Why both halves are really the same lesson

Lunar reconstruction and copper prospecting look unrelated until you notice they’re solving the same constraint from two sides:

Sparse views → manufacture camera support with splatting, and let geometry reject the bad ones.
No labels → manufacture supervision with a physics-of-shape filter, and let a CNN smooth it.
Limited compute → run a cheap real-time scout, and trigger the expensive 3D pipeline only on promising targets.

Every one of those is a do-more-with-less move, and less - fewer images, no labels, less power and comms - is the permanent operating condition of anything autonomous in space. The techniques aren’t just efficient; in the off-world regime they’re often the only option, because the Earth-style fallbacks (go reshoot it, go label more, run it in the cloud) simply don’t exist.

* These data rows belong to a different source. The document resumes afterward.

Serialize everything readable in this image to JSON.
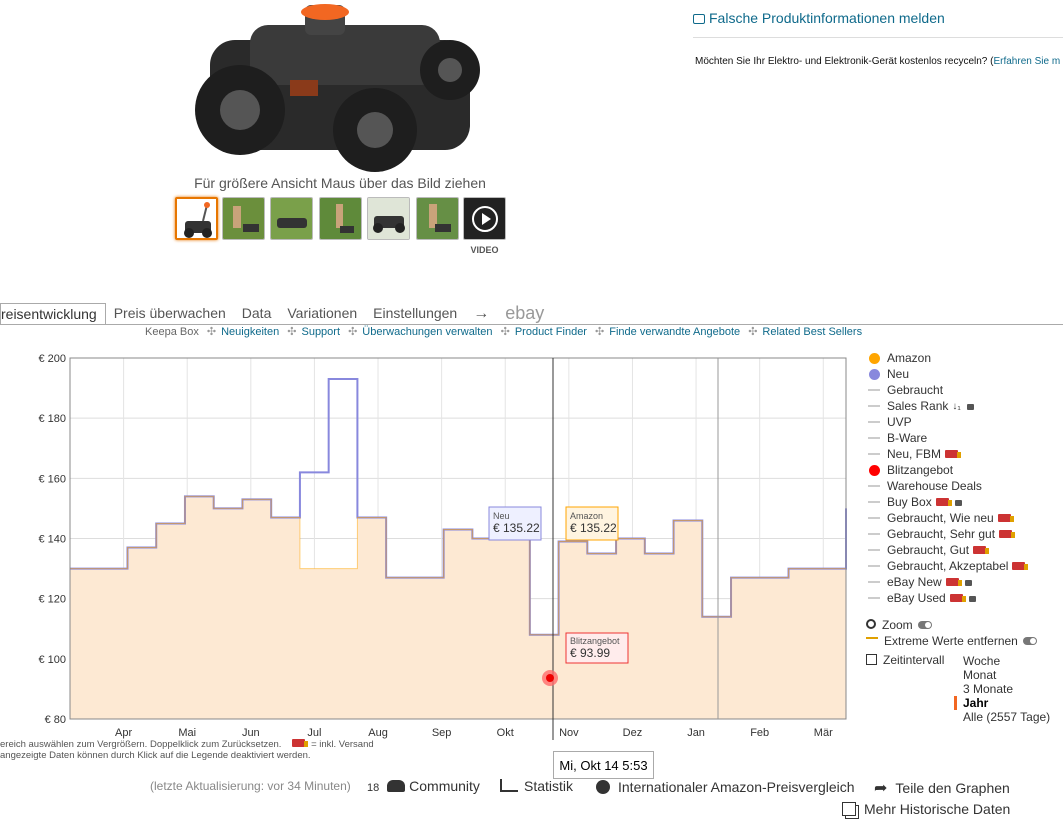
{
  "product": {
    "hover_hint": "Für größere Ansicht Maus über das Bild ziehen",
    "thumbnails": [
      "thumb-1",
      "thumb-2",
      "thumb-3",
      "thumb-4",
      "thumb-5",
      "thumb-6"
    ],
    "video_label": "VIDEO"
  },
  "report": {
    "label": "Falsche Produktinformationen melden",
    "recycle_text": "Möchten Sie Ihr Elektro- und Elektronik-Gerät kostenlos recyceln? (",
    "recycle_link": "Erfahren Sie m"
  },
  "tabs": [
    {
      "label": "reisentwicklung",
      "active": true
    },
    {
      "label": "Preis überwachen"
    },
    {
      "label": "Data"
    },
    {
      "label": "Variationen"
    },
    {
      "label": "Einstellungen"
    },
    {
      "label": "→"
    },
    {
      "label": "ebay"
    }
  ],
  "links": {
    "keepa_box": "Keepa Box",
    "items": [
      "Neuigkeiten",
      "Support",
      "Überwachungen verwalten",
      "Product Finder",
      "Finde verwandte Angebote",
      "Related Best Sellers"
    ]
  },
  "chart_data": {
    "type": "line",
    "y_ticks": [
      "€ 200",
      "€ 180",
      "€ 160",
      "€ 140",
      "€ 120",
      "€ 100",
      "€ 80"
    ],
    "ylim": [
      80,
      200
    ],
    "x_ticks": [
      "Apr",
      "Mai",
      "Jun",
      "Jul",
      "Aug",
      "Sep",
      "Okt",
      "Nov",
      "Dez",
      "Jan",
      "Feb",
      "Mär"
    ],
    "series": [
      {
        "name": "Neu",
        "color": "#8888dd",
        "values": [
          130,
          130,
          137,
          145,
          154,
          150,
          153,
          147,
          162,
          193,
          147,
          127,
          127,
          143,
          140,
          143,
          108,
          139,
          135,
          140,
          135,
          146,
          114,
          127,
          127,
          130,
          130,
          150
        ]
      },
      {
        "name": "Amazon",
        "color": "#ffa500",
        "values": [
          130,
          130,
          137,
          145,
          154,
          150,
          153,
          147,
          130,
          130,
          147,
          127,
          127,
          143,
          140,
          143,
          108,
          139,
          135,
          140,
          135,
          146,
          114,
          127,
          127,
          130,
          130,
          150
        ]
      }
    ],
    "tooltips": {
      "neu": {
        "label": "Neu",
        "value": "€ 135.22"
      },
      "amazon": {
        "label": "Amazon",
        "value": "€ 135.22"
      },
      "blitz": {
        "label": "Blitzangebot",
        "value": "€ 93.99"
      },
      "date": "Mi, Okt 14 5:53"
    }
  },
  "legend": {
    "items": [
      {
        "label": "Amazon",
        "kind": "dot",
        "color": "#ffa500"
      },
      {
        "label": "Neu",
        "kind": "dot",
        "color": "#8888dd"
      },
      {
        "label": "Gebraucht",
        "kind": "dash"
      },
      {
        "label": "Sales Rank",
        "kind": "dash",
        "sort": true,
        "lock": true
      },
      {
        "label": "UVP",
        "kind": "dash"
      },
      {
        "label": "B-Ware",
        "kind": "dash"
      },
      {
        "label": "Neu, FBM",
        "kind": "dash",
        "truck": true
      },
      {
        "label": "Blitzangebot",
        "kind": "dot",
        "color": "#ff0000"
      },
      {
        "label": "Warehouse Deals",
        "kind": "dash"
      },
      {
        "label": "Buy Box",
        "kind": "dash",
        "truck": true,
        "lock": true
      },
      {
        "label": "Gebraucht, Wie neu",
        "kind": "dash",
        "truck": true
      },
      {
        "label": "Gebraucht, Sehr gut",
        "kind": "dash",
        "truck": true
      },
      {
        "label": "Gebraucht, Gut",
        "kind": "dash",
        "truck": true
      },
      {
        "label": "Gebraucht, Akzeptabel",
        "kind": "dash",
        "truck": true
      },
      {
        "label": "eBay New",
        "kind": "dash",
        "truck": true,
        "lock": true
      },
      {
        "label": "eBay Used",
        "kind": "dash",
        "truck": true,
        "lock": true
      }
    ],
    "zoom": "Zoom",
    "extreme": "Extreme Werte entfernen",
    "interval": "Zeitintervall",
    "ranges": [
      "Woche",
      "Monat",
      "3 Monate",
      "Jahr",
      "Alle (2557 Tage)"
    ],
    "selected_range": "Jahr"
  },
  "notes": {
    "line1_a": "ereich auswählen zum Vergrößern. Doppelklick zum Zurücksetzen.",
    "line1_b": "= inkl. Versand",
    "line2": "angezeigte Daten können durch Klick auf die Legende deaktiviert werden."
  },
  "footer": {
    "update": "(letzte Aktualisierung: vor 34 Minuten)",
    "community_count": "18",
    "community": "Community",
    "statistik": "Statistik",
    "international": "Internationaler Amazon-Preisvergleich",
    "share": "Teile den Graphen",
    "more_history": "Mehr Historische Daten"
  }
}
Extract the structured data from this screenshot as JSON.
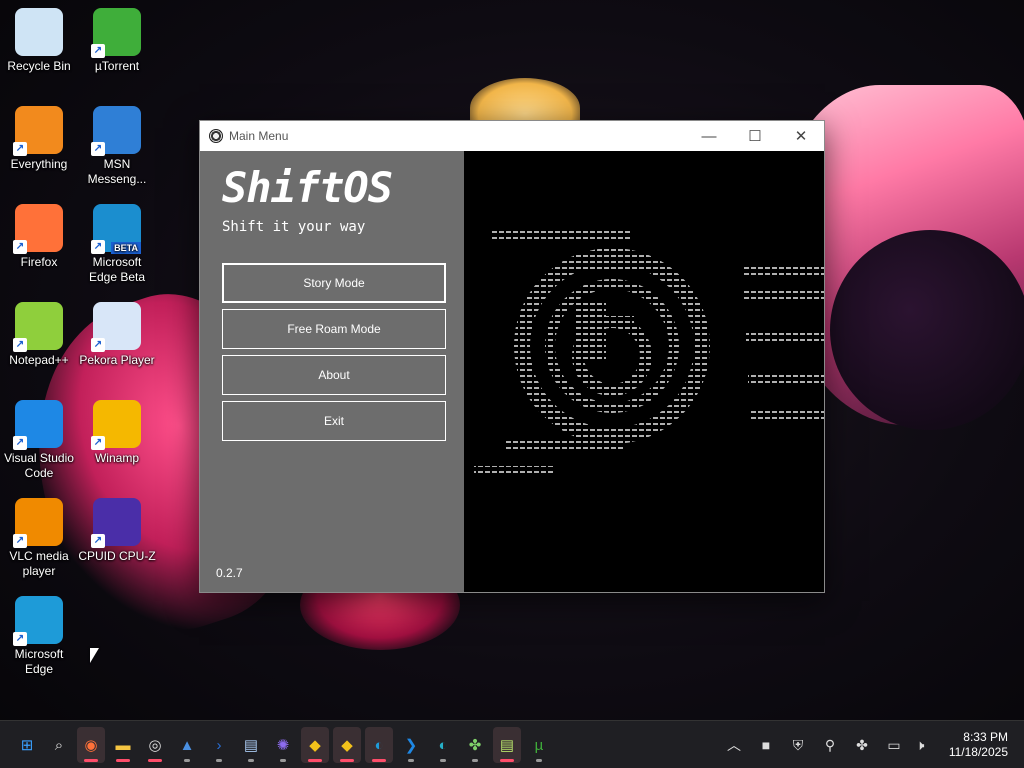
{
  "desktop": {
    "icons": [
      {
        "label": "Recycle Bin",
        "icon": "recycle-bin-icon",
        "color": "#cfe4f5"
      },
      {
        "label": "µTorrent",
        "icon": "utorrent-icon",
        "color": "#3fae3a"
      },
      {
        "label": "Everything",
        "icon": "everything-search-icon",
        "color": "#f28a1d"
      },
      {
        "label": "MSN Messeng...",
        "icon": "msn-messenger-icon",
        "color": "#2f7fd6"
      },
      {
        "label": "Firefox",
        "icon": "firefox-icon",
        "color": "#ff7139"
      },
      {
        "label": "Microsoft Edge Beta",
        "icon": "edge-beta-icon",
        "color": "#1b8ecf"
      },
      {
        "label": "Notepad++",
        "icon": "notepadpp-icon",
        "color": "#8fcf3c"
      },
      {
        "label": "Pekora Player",
        "icon": "pekora-player-icon",
        "color": "#d8e6f8"
      },
      {
        "label": "Visual Studio Code",
        "icon": "vscode-icon",
        "color": "#1e88e5"
      },
      {
        "label": "Winamp",
        "icon": "winamp-icon",
        "color": "#f5b800"
      },
      {
        "label": "VLC media player",
        "icon": "vlc-icon",
        "color": "#f08a00"
      },
      {
        "label": "CPUID CPU-Z",
        "icon": "cpuz-icon",
        "color": "#4a2ea8"
      },
      {
        "label": "Microsoft Edge",
        "icon": "edge-icon",
        "color": "#1e9bd8"
      }
    ],
    "beta_badge": "BETA"
  },
  "window": {
    "title": "Main Menu",
    "controls": {
      "minimize": "—",
      "maximize": "☐",
      "close": "✕"
    },
    "brand": "ShiftOS",
    "tagline": "Shift it your way",
    "buttons": [
      "Story Mode",
      "Free Roam Mode",
      "About",
      "Exit"
    ],
    "version": "0.2.7"
  },
  "taskbar": {
    "items": [
      {
        "icon": "start-icon",
        "glyph": "⊞",
        "color": "#3aa0ff"
      },
      {
        "icon": "search-icon",
        "glyph": "⌕",
        "color": "#dddddd"
      },
      {
        "icon": "firefox-icon",
        "glyph": "◉",
        "color": "#ff7139"
      },
      {
        "icon": "file-explorer-icon",
        "glyph": "▬",
        "color": "#f5c542"
      },
      {
        "icon": "shiftos-icon",
        "glyph": "◎",
        "color": "#dddddd"
      },
      {
        "icon": "task-manager-icon",
        "glyph": "▲",
        "color": "#4a90e2"
      },
      {
        "icon": "powershell-icon",
        "glyph": "›",
        "color": "#2a6fd6"
      },
      {
        "icon": "notepad-icon",
        "glyph": "▤",
        "color": "#a8c8f0"
      },
      {
        "icon": "app-purple-icon",
        "glyph": "✺",
        "color": "#8e6cf0"
      },
      {
        "icon": "security-shield-icon",
        "glyph": "◆",
        "color": "#f3c21b"
      },
      {
        "icon": "security-shield-2-icon",
        "glyph": "◆",
        "color": "#f3c21b"
      },
      {
        "icon": "edge-icon",
        "glyph": "◐",
        "color": "#1e9bd8"
      },
      {
        "icon": "vscode-icon",
        "glyph": "❯",
        "color": "#1e88e5"
      },
      {
        "icon": "edge-beta-icon",
        "glyph": "◐",
        "color": "#26b0c8"
      },
      {
        "icon": "puzzle-app-icon",
        "glyph": "✤",
        "color": "#7fd06a"
      },
      {
        "icon": "notepadpp-icon",
        "glyph": "▤",
        "color": "#b5e06a"
      },
      {
        "icon": "utorrent-icon",
        "glyph": "µ",
        "color": "#3fae3a"
      }
    ],
    "tray": [
      {
        "icon": "chevron-up-icon",
        "glyph": "︿"
      },
      {
        "icon": "blue-square-icon",
        "glyph": "■"
      },
      {
        "icon": "defender-warning-icon",
        "glyph": "⛨"
      },
      {
        "icon": "everything-tray-icon",
        "glyph": "⚲"
      },
      {
        "icon": "network-app-icon",
        "glyph": "✤"
      },
      {
        "icon": "display-icon",
        "glyph": "▭"
      },
      {
        "icon": "volume-muted-icon",
        "glyph": "🕨"
      }
    ],
    "time": "8:33 PM",
    "date": "11/18/2025"
  }
}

Where I was honest about the limits

Apollo side: a tiny 15-frame sequence; splat PSNR is low (it’s a scaffold, not a render); reprojection error rose with augmentation; and again - Agisoft beat my hand-built pipeline. The contribution is the augmentation insight, not a new SOTA reconstructor.
Copper side: a single specimen (cross-ore generalization unverified); the metrics measure agreement with the Frangi prior, not with a human geologist; and the rock is terrestrial chalcopyrite, not lunar regolith. The bridge to actual ISRU is conceptual, not yet demonstrated on planetary material.

Where it goes next

Train a proper 3D Gaussian-splat (not just geometry-seeded projection) so more synthetic views clear the registration gate.
Run the augmentation on real orbital / rover imagery (LRO, Chang’e, Perseverance) instead of an Apollo assignment set.
Add multispectral cues for genuine mineral identification, and gather a small expert-annotated vein test set to escape the pseudo-label ceiling.

Reproduce / dig in

Real-time copper-vein detector (code, weights, generated labels, rendered video): arjunsinghyadav2/SRAI-copper-vein-fastrcnn

Both projects were solo work for my Robotics & Autonomous Systems studies at Arizona State. The lunar reconstruction was a photogrammetry assignment I pushed into novel-view-augmentation territory; the copper-vein detection grew out of an offline 3D mineral-segmentation pipeline I’d built earlier. Different domains, same obsession: getting 3D understanding out of almost no data.